Enseignants du primaire, du secondaire et du supérieur, formateurs, étudiants et chercheurs peuvent contribuer à des endroits différents de la carte. Reconnaître une petite quantité en maternelle et étudier les anneaux quotients à l’université n’appartiennent évidemment pas au même niveau d’enseignement. Ces apprentissages participent pourtant à l’histoire longue d’un même objet mathématique, sans qu’une frontière scolaire permette de décider où cette histoire devrait s’arrêter.

Les contributions peuvent prendre plusieurs formes : proposer une tâche révélatrice, signaler une étape manquante, contester l’ordre de deux étapes, décrire un chemin inattendu suivi par un élève, apporter une référence didactique ou montrer qu’une bifurcation devient nécessaire.

Une première discussion est ouverte autour de trois formulations très élémentaires :

  1. reconnaître de petites quantités ;
  2. constituer une collection demandée ;
  3. dénombrer une collection.

Ces trois étapes ne constituent ni un programme ni un commencement définitif. Elles offrent simplement un endroit précis où commencer à discuter.

Le visualiseur de la carte rend déjà perceptible un principe essentiel du projet : les numéros affichés indiquent une position dans une version donnée de la carte, tandis que les identifiants des étapes restent stables. Une nouvelle étape pourra donc être insérée sans prétendre que l’ancienne numérotation possédait une valeur absolue.

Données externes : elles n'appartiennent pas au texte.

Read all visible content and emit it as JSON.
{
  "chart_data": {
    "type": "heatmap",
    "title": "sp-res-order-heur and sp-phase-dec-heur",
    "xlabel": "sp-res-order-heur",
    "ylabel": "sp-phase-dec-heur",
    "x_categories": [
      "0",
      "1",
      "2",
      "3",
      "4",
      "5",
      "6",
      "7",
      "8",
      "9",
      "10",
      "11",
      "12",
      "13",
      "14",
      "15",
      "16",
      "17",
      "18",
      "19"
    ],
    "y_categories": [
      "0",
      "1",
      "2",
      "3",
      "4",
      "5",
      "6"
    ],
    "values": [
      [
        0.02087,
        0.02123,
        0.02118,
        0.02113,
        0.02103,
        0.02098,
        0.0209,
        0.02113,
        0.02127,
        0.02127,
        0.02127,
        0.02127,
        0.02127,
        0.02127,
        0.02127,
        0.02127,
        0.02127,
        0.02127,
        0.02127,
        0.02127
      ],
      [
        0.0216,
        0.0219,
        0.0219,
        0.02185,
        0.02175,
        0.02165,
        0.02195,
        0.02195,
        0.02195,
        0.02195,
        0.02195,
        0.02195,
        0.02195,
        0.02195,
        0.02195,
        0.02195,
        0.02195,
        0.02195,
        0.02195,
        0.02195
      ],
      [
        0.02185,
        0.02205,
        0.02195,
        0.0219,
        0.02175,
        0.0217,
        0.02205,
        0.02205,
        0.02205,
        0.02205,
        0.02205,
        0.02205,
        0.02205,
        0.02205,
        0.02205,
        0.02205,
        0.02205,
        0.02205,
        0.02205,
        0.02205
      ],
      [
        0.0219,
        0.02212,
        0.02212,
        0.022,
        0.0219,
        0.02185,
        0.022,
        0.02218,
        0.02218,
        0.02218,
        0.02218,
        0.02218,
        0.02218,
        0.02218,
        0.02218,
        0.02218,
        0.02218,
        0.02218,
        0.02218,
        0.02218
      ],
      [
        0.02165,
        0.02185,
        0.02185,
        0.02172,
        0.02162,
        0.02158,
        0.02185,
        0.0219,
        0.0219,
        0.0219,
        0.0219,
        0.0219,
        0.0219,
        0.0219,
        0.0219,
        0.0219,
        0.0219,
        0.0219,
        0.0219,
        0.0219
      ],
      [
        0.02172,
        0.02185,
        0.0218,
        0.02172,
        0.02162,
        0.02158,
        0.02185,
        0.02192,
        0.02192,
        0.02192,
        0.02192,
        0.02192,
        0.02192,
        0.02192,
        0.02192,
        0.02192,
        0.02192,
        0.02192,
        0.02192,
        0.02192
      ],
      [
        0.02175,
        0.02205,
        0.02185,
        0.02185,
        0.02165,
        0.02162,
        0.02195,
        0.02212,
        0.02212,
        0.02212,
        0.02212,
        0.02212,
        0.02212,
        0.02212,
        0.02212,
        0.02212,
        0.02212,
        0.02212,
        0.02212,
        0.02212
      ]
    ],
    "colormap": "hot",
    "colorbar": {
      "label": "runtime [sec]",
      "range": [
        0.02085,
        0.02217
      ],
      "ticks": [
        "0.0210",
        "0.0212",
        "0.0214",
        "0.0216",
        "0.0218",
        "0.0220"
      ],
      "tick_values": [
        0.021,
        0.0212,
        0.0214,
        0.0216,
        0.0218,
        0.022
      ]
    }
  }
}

Une première synthèse ne produira pas une carte achevée, mais une version initiale documentée, accompagnée de ses choix, de ses incertitudes et des modifications suggérées par l’expérimentation.

Le chantier ne cherchera donc pas à découper définitivement les Mathématiques en 298 cases. Il tentera de suivre quelques-uns des chemins qui conduisent de la reconnaissance des premières quantités au dénombrement, aux opérations, à la divisibilité, aux congruences puis aux structures algébriques. Non pour enfermer le savoir dans une échelle, mais pour observer comment un savoir ancien devient l’appui d’un savoir nouveau.